On January 21, 2014, the Court held that inordinate and inexplicable delay in deciding mercy plea can be a ground for commuting death sentence

The Supreme Court on Tuesday agreed to hear the plea of Khalistan Liberation Force terrorist Devinderpal Singh for commutation of death sentence awarded to him for the September 1993 blast to life imprisonment in an open court.

A Bench comprising Chief Justice P. Sathasivam and justices R.M. Lodha, H.L. Dattu and S.J. Mukhopadhaya decided to hear the curative petition filed by Bhullar’s wife Nevneet Kaur on Friday.

The hearing assumes importance in view of the January 21 judgement of a three-judge Bench holding that inordinate and inexplicable delay by government in deciding the mercy plea of a death row convict can be a ground for commuting the sentence.

Bhullar’s wife filed the petition for a relook at the apex court verdict which rejected her plea to commute his death sentence to life imprisonment on grounds of delay on the part of the government in deciding his mercy plea.
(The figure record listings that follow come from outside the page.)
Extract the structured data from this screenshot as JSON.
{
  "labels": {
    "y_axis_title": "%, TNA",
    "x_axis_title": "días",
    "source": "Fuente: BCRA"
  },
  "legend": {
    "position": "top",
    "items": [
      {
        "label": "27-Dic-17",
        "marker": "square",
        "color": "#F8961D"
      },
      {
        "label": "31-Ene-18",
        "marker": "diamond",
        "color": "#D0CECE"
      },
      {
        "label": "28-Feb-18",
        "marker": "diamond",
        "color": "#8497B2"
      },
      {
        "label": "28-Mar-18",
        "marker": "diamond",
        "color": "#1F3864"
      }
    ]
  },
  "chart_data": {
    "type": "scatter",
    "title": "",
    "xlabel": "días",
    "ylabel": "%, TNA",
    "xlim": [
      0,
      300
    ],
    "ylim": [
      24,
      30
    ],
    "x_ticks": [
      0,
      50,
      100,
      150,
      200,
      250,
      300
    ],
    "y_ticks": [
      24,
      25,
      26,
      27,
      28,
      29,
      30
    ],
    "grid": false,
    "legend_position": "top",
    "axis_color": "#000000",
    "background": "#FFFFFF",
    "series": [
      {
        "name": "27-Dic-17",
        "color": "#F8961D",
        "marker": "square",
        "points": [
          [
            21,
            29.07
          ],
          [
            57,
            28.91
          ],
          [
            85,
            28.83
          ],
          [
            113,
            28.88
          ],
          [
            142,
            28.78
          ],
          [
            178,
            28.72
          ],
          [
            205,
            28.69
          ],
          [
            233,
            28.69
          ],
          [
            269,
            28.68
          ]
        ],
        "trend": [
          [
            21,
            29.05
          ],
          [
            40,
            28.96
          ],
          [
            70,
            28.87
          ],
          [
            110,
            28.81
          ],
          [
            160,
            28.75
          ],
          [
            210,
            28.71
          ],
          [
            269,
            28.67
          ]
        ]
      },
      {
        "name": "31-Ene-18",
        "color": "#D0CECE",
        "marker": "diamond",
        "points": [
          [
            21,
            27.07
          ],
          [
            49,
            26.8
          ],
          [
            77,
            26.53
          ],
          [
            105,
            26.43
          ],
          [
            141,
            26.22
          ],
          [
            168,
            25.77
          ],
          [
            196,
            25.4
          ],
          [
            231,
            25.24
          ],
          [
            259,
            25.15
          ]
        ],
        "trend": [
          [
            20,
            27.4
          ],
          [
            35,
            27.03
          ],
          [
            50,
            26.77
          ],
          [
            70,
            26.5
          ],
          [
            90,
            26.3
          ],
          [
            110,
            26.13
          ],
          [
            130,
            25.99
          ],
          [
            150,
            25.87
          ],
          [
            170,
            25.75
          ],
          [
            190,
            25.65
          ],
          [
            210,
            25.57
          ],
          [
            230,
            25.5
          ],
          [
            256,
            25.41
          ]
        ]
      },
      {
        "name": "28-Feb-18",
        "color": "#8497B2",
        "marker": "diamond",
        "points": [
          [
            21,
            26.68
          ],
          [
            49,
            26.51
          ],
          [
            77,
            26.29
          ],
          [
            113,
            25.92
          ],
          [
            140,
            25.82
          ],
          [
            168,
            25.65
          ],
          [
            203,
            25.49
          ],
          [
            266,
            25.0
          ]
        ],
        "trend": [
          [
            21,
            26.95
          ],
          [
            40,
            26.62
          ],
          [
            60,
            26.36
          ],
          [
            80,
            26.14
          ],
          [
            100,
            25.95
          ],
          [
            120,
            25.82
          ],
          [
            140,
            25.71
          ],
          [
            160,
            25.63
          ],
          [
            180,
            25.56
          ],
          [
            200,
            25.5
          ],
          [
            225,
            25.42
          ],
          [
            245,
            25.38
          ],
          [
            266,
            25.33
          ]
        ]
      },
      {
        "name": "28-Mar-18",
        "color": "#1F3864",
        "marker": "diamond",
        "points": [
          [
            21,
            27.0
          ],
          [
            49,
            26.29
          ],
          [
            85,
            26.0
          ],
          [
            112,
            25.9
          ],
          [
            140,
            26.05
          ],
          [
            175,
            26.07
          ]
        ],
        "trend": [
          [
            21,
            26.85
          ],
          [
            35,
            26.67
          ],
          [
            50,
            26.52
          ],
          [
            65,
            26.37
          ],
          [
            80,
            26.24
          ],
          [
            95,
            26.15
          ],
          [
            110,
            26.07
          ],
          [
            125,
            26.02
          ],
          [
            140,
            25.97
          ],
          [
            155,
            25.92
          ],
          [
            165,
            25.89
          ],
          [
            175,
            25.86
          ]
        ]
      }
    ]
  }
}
Bhullar was convicted of and awarded death penalty for triggering a bomb blast in New Delhi in September 1993, which killed nine persons and injured 25 others, including the then Youth Congress president M.S. Bitta.

The apex court on March 26, 2002 dismissed Bhullar’s appeal against the death sentence awarded by a trial court in August 2001 and endorsed by the Delhi High Court in 2002.

He filed a review petition which was dismissed on December 17, 2002. Bhullar then moved a curative petition which too was rejected by the apex court on March 12, 2003.

Bhullar, meanwhile, filed a mercy petition before the President on January 14, 2003.

The President dismissed his mercy plea eight years later on May 14, 2011. Citing the delay, he had again moved the apex court for commutation of the death sentence but his plea was rejected.

The apex court on January 21 had held that inordinate delay by government in deciding mercy plea of death row convicts can be a ground for commuting their sentence and had granted life to 15 condemned prisoners including four aides of forest brigand Veerappan.

In a landmark judgement, the court had held that prolonging execution of death sentence has a “dehumanizing effect” on condemned prisoners who have to face the “agony” of waiting for years under the shadow of death during the pendency of their mercy plea.